Unsung Victorian Genius

After I mentioned Prudence Foxglove the other day, I was deluged with post from readers avid for more information about her. I am currently working on a biography of the unsung Victorian genius which, though potted, will also be magisterial. Meanwhile, I have managed to dig out an excerpt from her play May The Light Of Our Saviour Beam Down Upon The Cripples And Paupers Of Every Parish In The Land (1894).

[Scene : A filthy hovel steeped in gloom.]

Drunken Brute : Go and get my bludgeon so I can bludgeon you about the head in a fit of intoxicated rage.

Urchin : Lumme, guvnor, you’re as frightening a brute as ever bludgeoned a poor half-blind urchin about the head!

Drunken Brute : Yes I am, and if you don’t get my bludgeon this instant I’ll box your ears as well, you urchin you.

Urchin : Oh! Did ever a poor half-blind urchin lead so squalid and unChristian a life as I am fated to do since my parents perished in an early railway accident and I was abducted from Kindly Old Ma Dropsy’s Idyllic Cottage For Pallid Infants by the Drunken Brute?

[Urchin exits to fetch Drunken Brute’s bludgeon. Drunken Brute does some comic business with a birdcage and a set of napkins. Enter Urchin, holding a prayer book.]

Drunken Brute : What now, Urchin? That looks to me suspiciously like a prayer book.

Urchin : It is a prayer book, Drunken Brute. While I was stumbling half-blind about the other part of the filthy hovel, trying to find the bludgeon, a proper posh lady dressed all in finery came and handed it to me, suggesting that I read some prayers to you.

Drunken Brute : Grrr. I’ve a good mind to give you a double boxing of the ears.

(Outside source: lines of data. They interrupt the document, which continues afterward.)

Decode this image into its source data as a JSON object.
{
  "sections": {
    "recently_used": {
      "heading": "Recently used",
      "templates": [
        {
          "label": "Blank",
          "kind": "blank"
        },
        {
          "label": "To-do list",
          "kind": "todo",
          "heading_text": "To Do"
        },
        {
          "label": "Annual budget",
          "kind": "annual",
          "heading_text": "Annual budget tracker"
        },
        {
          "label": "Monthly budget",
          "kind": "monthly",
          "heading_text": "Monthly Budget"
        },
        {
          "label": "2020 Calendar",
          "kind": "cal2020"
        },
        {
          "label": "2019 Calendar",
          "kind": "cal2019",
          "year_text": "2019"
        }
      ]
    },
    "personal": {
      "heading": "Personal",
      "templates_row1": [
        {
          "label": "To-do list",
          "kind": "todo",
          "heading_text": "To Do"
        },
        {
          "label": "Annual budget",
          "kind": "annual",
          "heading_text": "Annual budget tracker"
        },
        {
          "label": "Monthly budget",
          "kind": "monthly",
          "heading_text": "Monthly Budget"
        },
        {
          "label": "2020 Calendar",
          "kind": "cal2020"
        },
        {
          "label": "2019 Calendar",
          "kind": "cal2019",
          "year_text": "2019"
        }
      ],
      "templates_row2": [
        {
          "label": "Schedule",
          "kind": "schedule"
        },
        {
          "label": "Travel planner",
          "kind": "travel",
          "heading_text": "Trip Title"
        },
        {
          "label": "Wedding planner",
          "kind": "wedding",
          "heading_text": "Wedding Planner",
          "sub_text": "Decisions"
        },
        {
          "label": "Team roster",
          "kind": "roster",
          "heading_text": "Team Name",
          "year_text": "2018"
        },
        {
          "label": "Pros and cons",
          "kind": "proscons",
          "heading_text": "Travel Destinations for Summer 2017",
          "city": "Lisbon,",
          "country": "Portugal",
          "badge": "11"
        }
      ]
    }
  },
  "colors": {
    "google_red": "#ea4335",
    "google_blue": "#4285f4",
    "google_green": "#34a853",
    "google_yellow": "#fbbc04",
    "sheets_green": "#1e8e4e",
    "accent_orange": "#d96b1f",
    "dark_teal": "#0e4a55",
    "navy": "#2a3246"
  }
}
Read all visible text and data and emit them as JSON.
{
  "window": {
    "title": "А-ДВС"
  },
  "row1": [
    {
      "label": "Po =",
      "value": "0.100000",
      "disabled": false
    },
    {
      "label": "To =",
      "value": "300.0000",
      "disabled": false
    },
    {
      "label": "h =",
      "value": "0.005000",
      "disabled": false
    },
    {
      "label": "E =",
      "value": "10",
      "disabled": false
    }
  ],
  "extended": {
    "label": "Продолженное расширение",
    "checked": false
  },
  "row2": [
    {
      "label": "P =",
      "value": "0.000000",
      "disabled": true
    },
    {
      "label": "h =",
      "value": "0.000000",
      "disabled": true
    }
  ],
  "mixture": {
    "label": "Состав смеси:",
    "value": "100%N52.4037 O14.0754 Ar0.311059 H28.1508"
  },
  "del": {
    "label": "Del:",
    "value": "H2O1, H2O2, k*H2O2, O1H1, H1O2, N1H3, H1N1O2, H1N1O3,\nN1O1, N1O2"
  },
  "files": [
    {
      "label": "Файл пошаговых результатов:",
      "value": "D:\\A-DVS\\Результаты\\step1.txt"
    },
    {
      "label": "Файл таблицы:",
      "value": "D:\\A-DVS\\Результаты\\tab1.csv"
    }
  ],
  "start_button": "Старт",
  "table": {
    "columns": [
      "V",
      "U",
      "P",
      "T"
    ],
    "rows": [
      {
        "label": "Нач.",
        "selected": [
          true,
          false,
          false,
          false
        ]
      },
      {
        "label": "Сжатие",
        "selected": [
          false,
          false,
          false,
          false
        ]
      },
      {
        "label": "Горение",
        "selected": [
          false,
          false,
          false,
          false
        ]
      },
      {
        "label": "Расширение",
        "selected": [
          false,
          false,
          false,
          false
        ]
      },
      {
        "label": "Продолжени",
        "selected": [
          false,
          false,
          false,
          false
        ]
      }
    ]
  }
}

Urchin : Yes, that is quite understandable, given that you are a Drunken Brute. But perhaps the lady was right, and that if I read you some prayers you will be engulfed in the light of Our Saviour, and no longer be drunken and brutish but a reformed character of sober mien and a determination to devote your life to hard work and social advancement.

[Urchin begins to recite prayer. Drunken Brute is seized by pangs of remorse and self-loathing and collapses into his chair. Enter Prudence Foxglove.]

Prudence Foxglove : My name is Prudence Foxglove, and I am the proper posh lady who pounced upon this half-blind Urchin in the other part of the filthy hovel. And see what wonders I have wrought by bringing the word of Our Saviour into this benighted hellhole. Note, too, the daring modernism of my play, where I, the authoress, barge into the action and address you, the audience, directly. We shall leave the Urchin and the Drunken Brute bedazzled by the Lord’s light, and in Act Two we shall cast our eyes upon another scene of moral depravity and high debauch. The scene is another, filthier, hovel, where a smallpox-scarred match-girl is at the mercy of a different drunken brute, until by chance they hear a thunderous sermon from an Oxford-educated preacher, a man of stern Protestant rectitude, and their lives are transformed.